С другой стороны, растет осознание вредности децентрализации ресурсов здравоохранения, их распыления между конкурирующими страховщиками, фондами и каналами. Дезинтеграция и падение эффективности управления, неравенство финансирования гарантий разным группам населения и территориям, рост административных и транcакционных издержек, низкая мобилизационная готовность здравоохранения к эпидемиям, катастрофам и войнам — далеко не полный перечень негативных последствий дезинтеграции ресурсов и децентрализации управления ими.

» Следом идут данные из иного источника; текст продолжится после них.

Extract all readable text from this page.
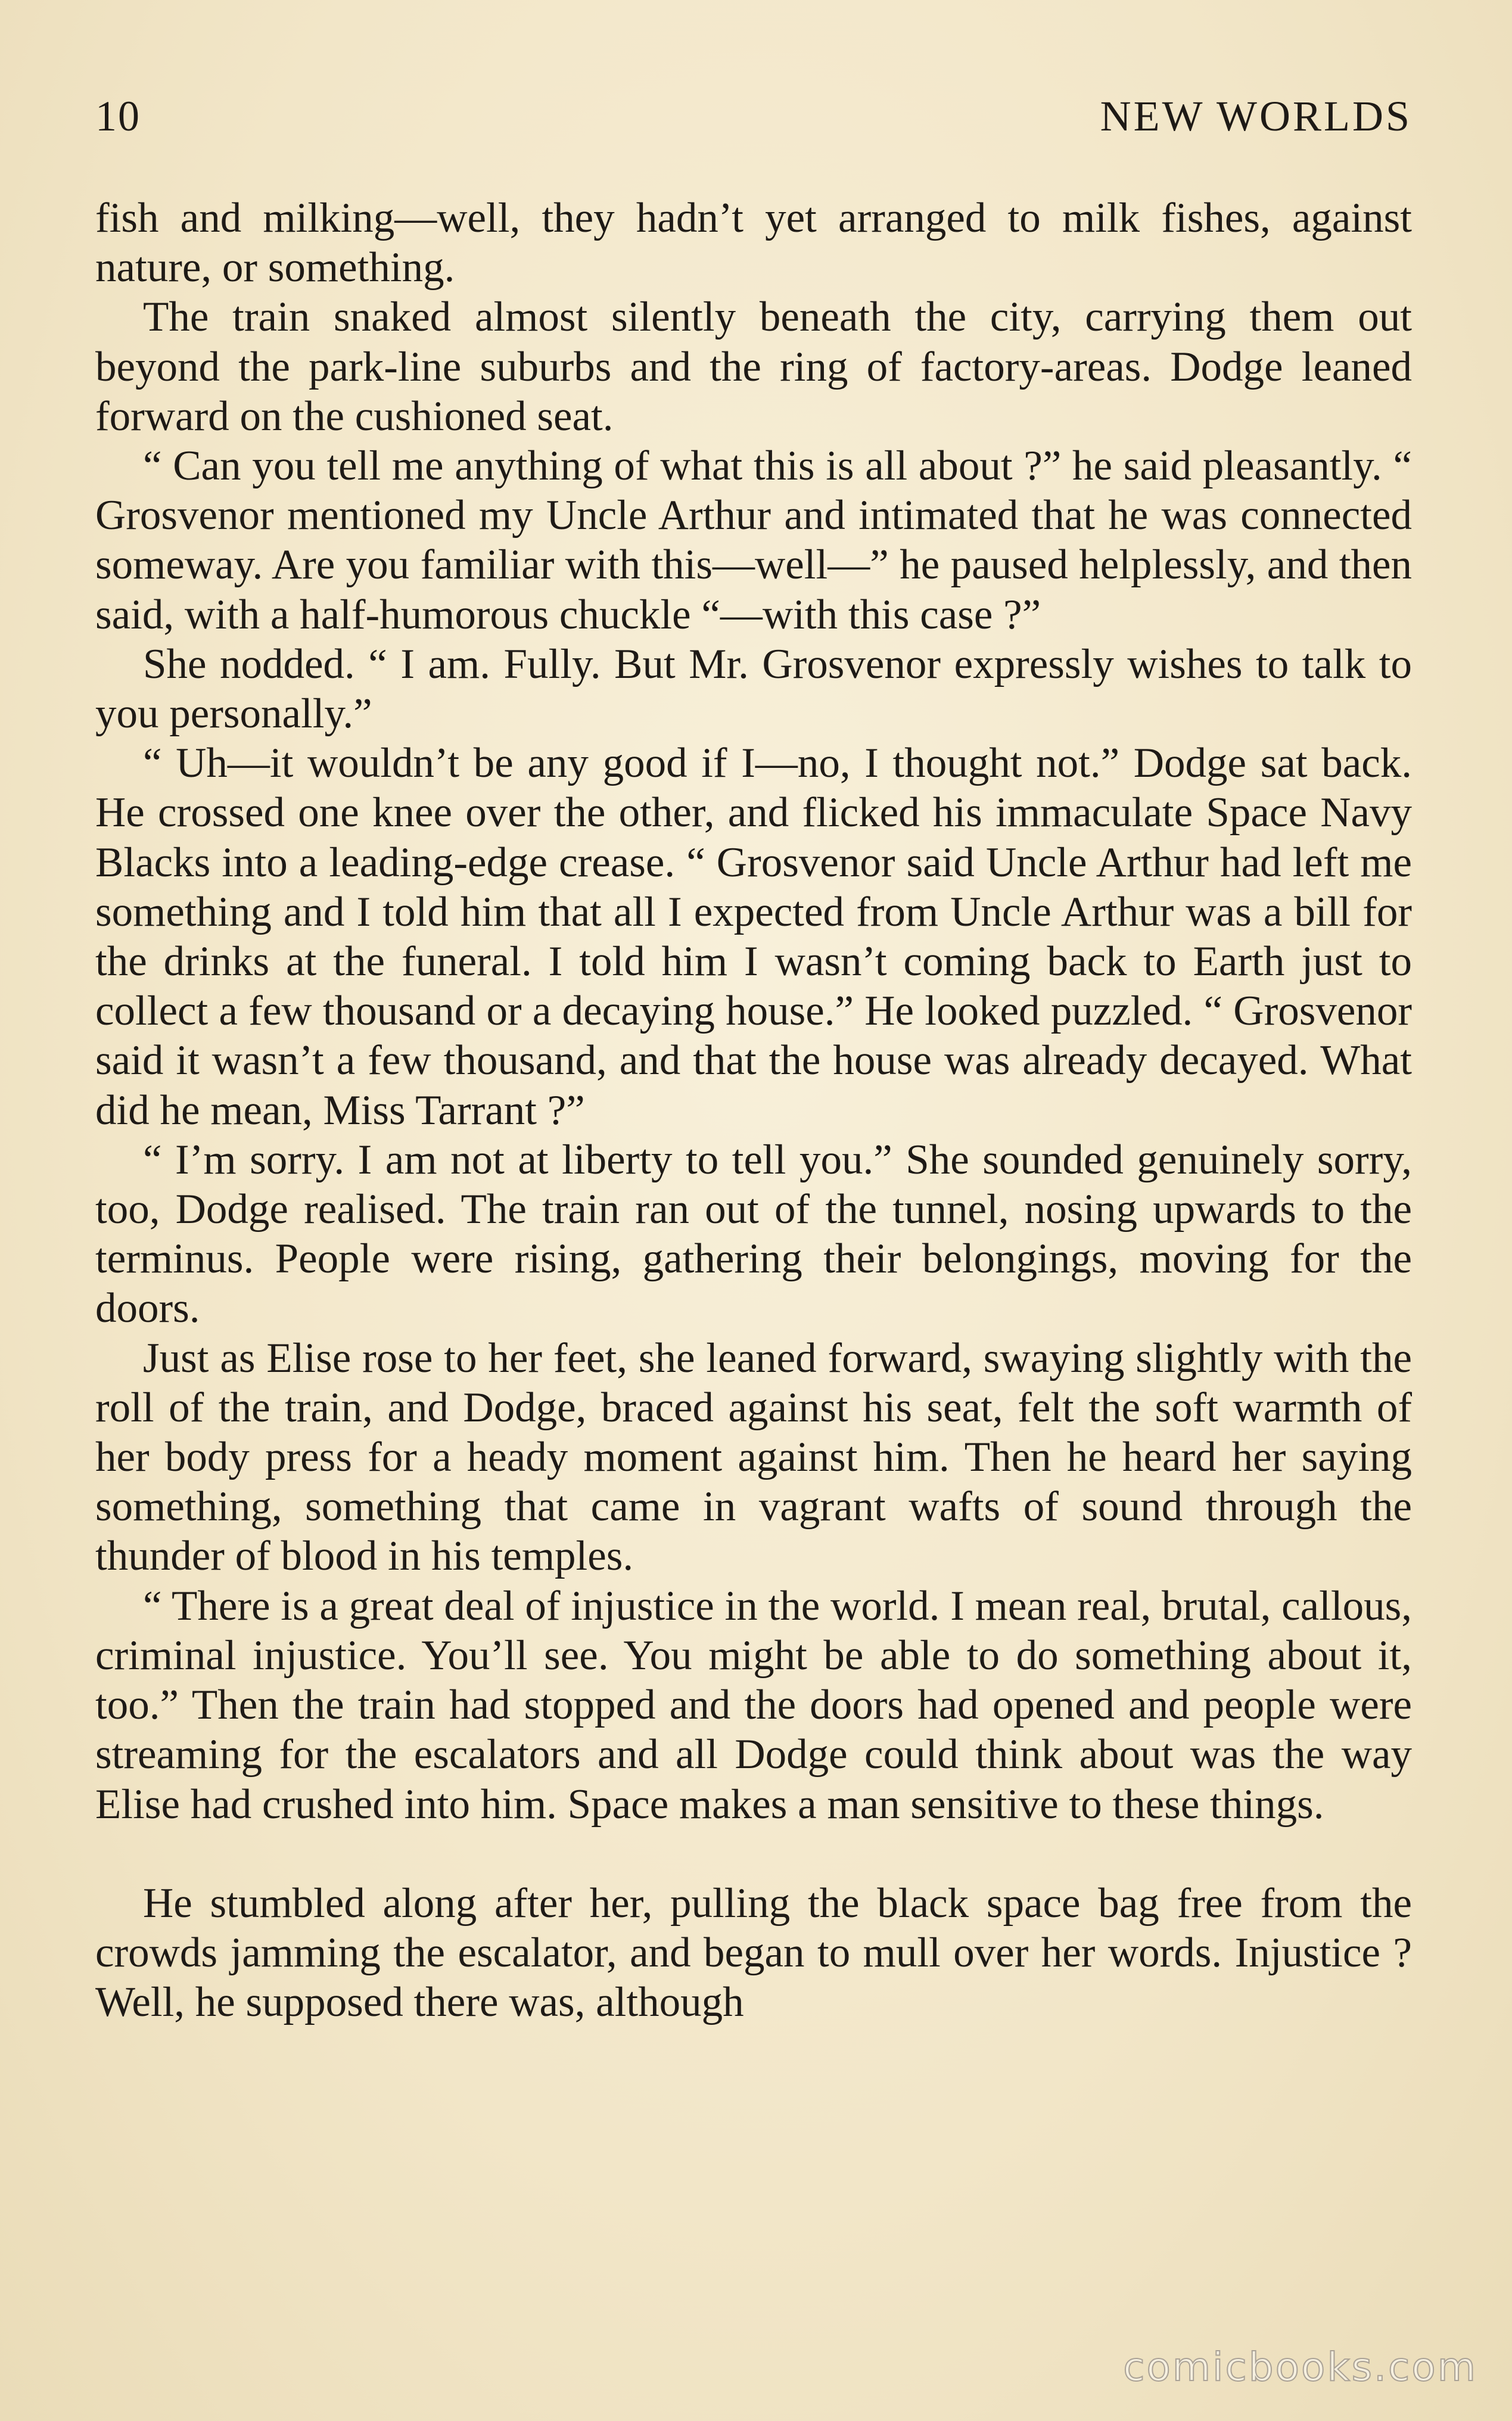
10	NEW WORLDS

fish and milking—well, they hadn’t yet arranged to milk fishes, against nature, or something.

The train snaked almost silently beneath the city, carrying them out beyond the park-line suburbs and the ring of factory-areas. Dodge leaned forward on the cushioned seat.

“ Can you tell me anything of what this is all about ?” he said pleasantly. “ Grosvenor mentioned my Uncle Arthur and intimated that he was connected someway. Are you familiar with this—well—” he paused helplessly, and then said, with a half-humorous chuckle “—with this case ?”

She nodded. “ I am. Fully. But Mr. Grosvenor expressly wishes to talk to you personally.”

“ Uh—it wouldn’t be any good if I—no, I thought not.” Dodge sat back. He crossed one knee over the other, and flicked his immaculate Space Navy Blacks into a leading-edge crease. “ Grosvenor said Uncle Arthur had left me something and I told him that all I expected from Uncle Arthur was a bill for the drinks at the funeral. I told him I wasn’t coming back to Earth just to collect a few thousand or a decaying house.” He looked puzzled. “ Grosvenor said it wasn’t a few thousand, and that the house was already decayed. What did he mean, Miss Tarrant ?”

“ I’m sorry. I am not at liberty to tell you.” She sounded genuinely sorry, too, Dodge realised. The train ran out of the tunnel, nosing upwards to the terminus. People were rising, gathering their belongings, moving for the doors.

Just as Elise rose to her feet, she leaned forward, swaying slightly with the roll of the train, and Dodge, braced against his seat, felt the soft warmth of her body press for a heady moment against him. Then he heard her saying something, something that came in vagrant wafts of sound through the thunder of blood in his temples.

“ There is a great deal of injustice in the world. I mean real, brutal, callous, criminal injustice. You’ll see. You might be able to do something about it, too.” Then the train had stopped and the doors had opened and people were streaming for the escalators and all Dodge could think about was the way Elise had crushed into him. Space makes a man sensitive to these things.

He stumbled along after her, pulling the black space bag free from the crowds jamming the escalator, and began to mull over her words. Injustice ? Well, he supposed there was, although

comicbooks.com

Наконец, во всем мире растет понимание ограничений и даже вредности рыночных отношений в финансировании общедоступных медицинских гарантий. Наиболее востребованные населением мощные медицинские организации — естественные монополисты, которые не конкурируют друг с другом даже в мегаполисах, и уж тем более — в средних и малых городах и сельской местности. Причин много, начиная с невозможности отложенного спроса на медицинскую помощь и заканчивая колоссальной капитализацией больниц, сложной организацией их работы и уникальностью ключевых специалистов. При этом рыночные отношения дают клиникам широкие возможности для «снятия сливок»: навязывание ненужных услуг, селекция наиболее «выгодных» пациентов и отказ в помощи «невыгодным» под благовидным предлогом.
Дайте в таких условиях клиникам-монополистам рыночную свободу тарифов, и для финансирования здравоохранения понадобятся астрономические деньги. Именно это мы видим в США, где свобода рыночных отношений не позволяет гарантировать общедоступность медицинской помощи при расходах на здравоохранение более 16% ВВП и при очень скромных показателях здоровья населения.